Mit dem Namen „Strictly Sail“ versucht sich der Segelboothafen der Miami Boat Show ein bisschen vom Motorbootimage der restlichen Veranstaltung abzuheben. Und das gelingt auch. Vergessen sind all die Flitzer und Boliden. Hier liegen sie, die Klassiker, die jede Segelbootmesse mit ihren Flaggen dominieren: Jeanneau, Benneteau, Bav… ups, weder Hanse noch Bavaria scheinen sich über den Atlantik getraut zu haben. Dafür aber jede Menge Katamarane aus dem Partnerland der Messe Südafrika. Die anderen Monohulls könnten zwischen den vielen Wohnungen auf See fast ein bisschen übersehen werden. Denn Hunter, Island Packet oder Catalina zeigen, was ich schon drei Mal in diesem Artikel klargestellt habe: „Size matters“ 40 Fuß scheint das Einstiegsboot zu sein. Und tatsächlich, kurz vor Messeschluss erfahre ich von einem der Broker, dass die Messe sich schon gelohnt hat: Am ersten Tag, 52 Füße verkauft – Respekt. Der zukünftige Skipper ist demnach noch nie gesegelt, aber seine Freundin fand das Boot todschick … Ob man die Geschichte glauben soll? Vermutlich nicht. Aber sie zeigt das Bild, dass die Yachties hier unten gern von sich zeichnen. Und es passt zu den Amis, die gern Größe demonstrieren. Die übrigen Trends sind beiderseits des Atlantik übrigens ähnlich: Sagte ich schon – „Size matters“?
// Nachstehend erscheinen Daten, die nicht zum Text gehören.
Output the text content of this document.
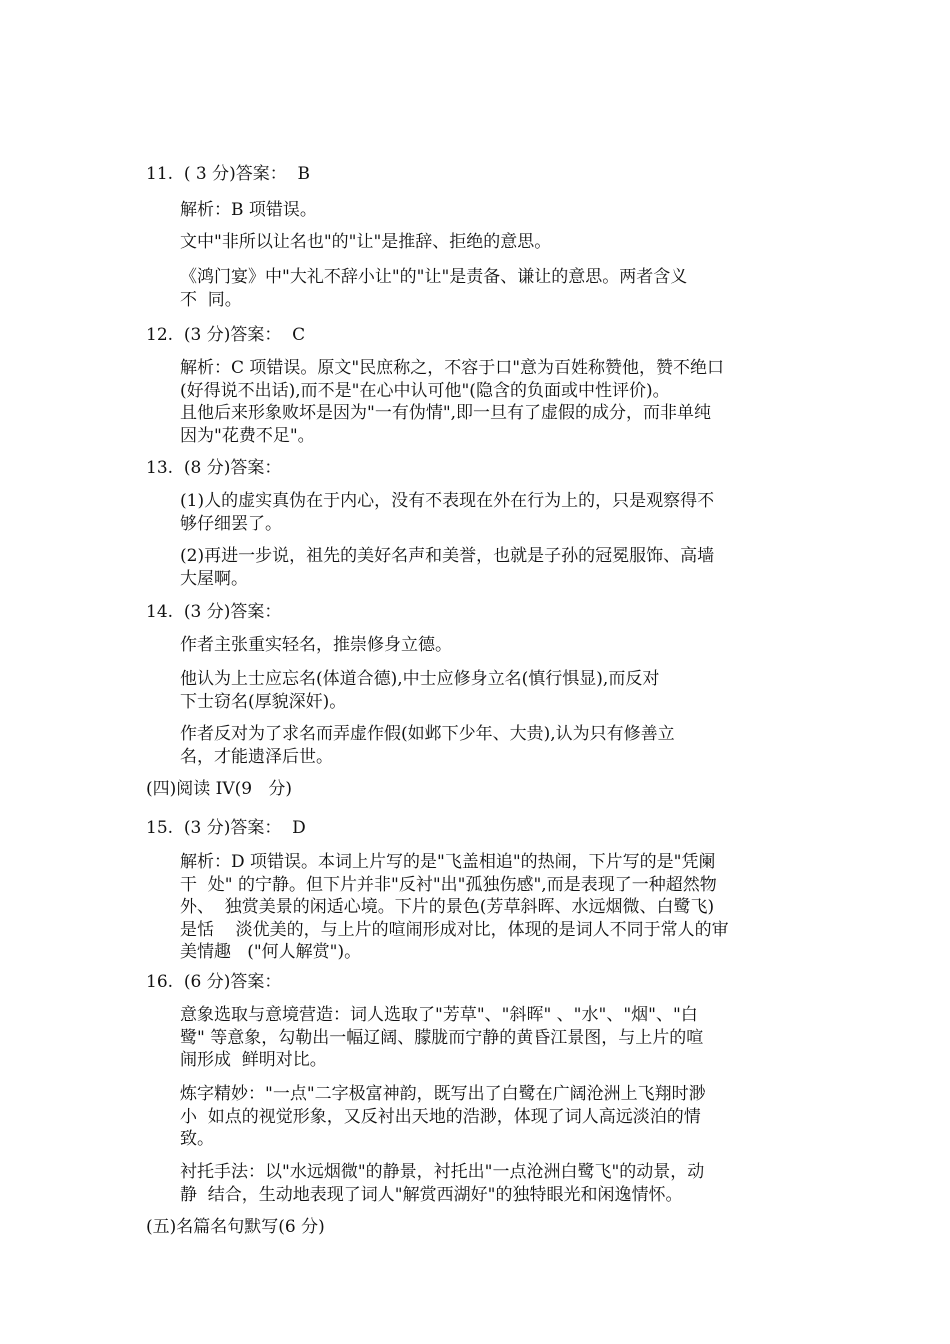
11.  ( 3 分)答案：  B
解析：B 项错误。
文中"非所以让名也"的"让"是推辞、拒绝的意思。
《鸿门宴》中"大礼不辞小让"的"让"是责备、谦让的意思。两者含义
不  同。
12.  (3 分)答案：  C
解析：C 项错误。原文"民庶称之，不容于口"意为百姓称赞他，赞不绝口
(好得说不出话),而不是"在心中认可他"(隐含的负面或中性评价)。
且他后来形象败坏是因为"一有伪情",即一旦有了虚假的成分，而非单纯
因为"花费不足"。
13.  (8 分)答案：
(1)人的虚实真伪在于内心，没有不表现在外在行为上的，只是观察得不
够仔细罢了。
(2)再进一步说，祖先的美好名声和美誉，也就是子孙的冠冕服饰、高墙
大屋啊。
14.  (3 分)答案：
作者主张重实轻名，推崇修身立德。
他认为上士应忘名(体道合德),中士应修身立名(慎行惧显),而反对
下士窃名(厚貌深奸)。
作者反对为了求名而弄虚作假(如邺下少年、大贵),认为只有修善立
名，才能遗泽后世。
(四)阅读 IV(9   分)
15.  (3 分)答案：  D
解析：D 项错误。本词上片写的是"飞盖相追"的热闹，下片写的是"凭阑
干  处" 的宁静。但下片并非"反衬"出"孤独伤感",而是表现了一种超然物
外、  独赏美景的闲适心境。下片的景色(芳草斜晖、水远烟微、白鹭飞)
是恬    淡优美的，与上片的喧闹形成对比，体现的是词人不同于常人的审
美情趣   ("何人解赏")。
16.  (6 分)答案：
意象选取与意境营造：词人选取了"芳草"、"斜晖" 、"水"、"烟"、"白
鹭" 等意象，勾勒出一幅辽阔、朦胧而宁静的黄昏江景图，与上片的喧
闹形成  鲜明对比。
炼字精妙："一点"二字极富神韵，既写出了白鹭在广阔沧洲上飞翔时渺
小  如点的视觉形象，又反衬出天地的浩渺，体现了词人高远淡泊的情
致。
衬托手法：以"水远烟微"的静景，衬托出"一点沧洲白鹭飞"的动景，动
静  结合，生动地表现了词人"解赏西湖好"的独特眼光和闲逸情怀。
(五)名篇名句默写(6 分)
Und wer sich hier für 45 Fuß und mehr interessiert, der denkt sowieso nicht an den Kaufpreis, Der ist im Vergleich zu den Liegeplatzkosten unbedeutend. Das Liegen an Moorings macht die Boote in einem Punkt allerdings wirklich interessant: Viel Batteriepower, große Tanks und Platz für einen Dieselgenerator sind immer vorhanden, damit der Klimaanlage (und dem iPad) nicht der Saft ausgeht.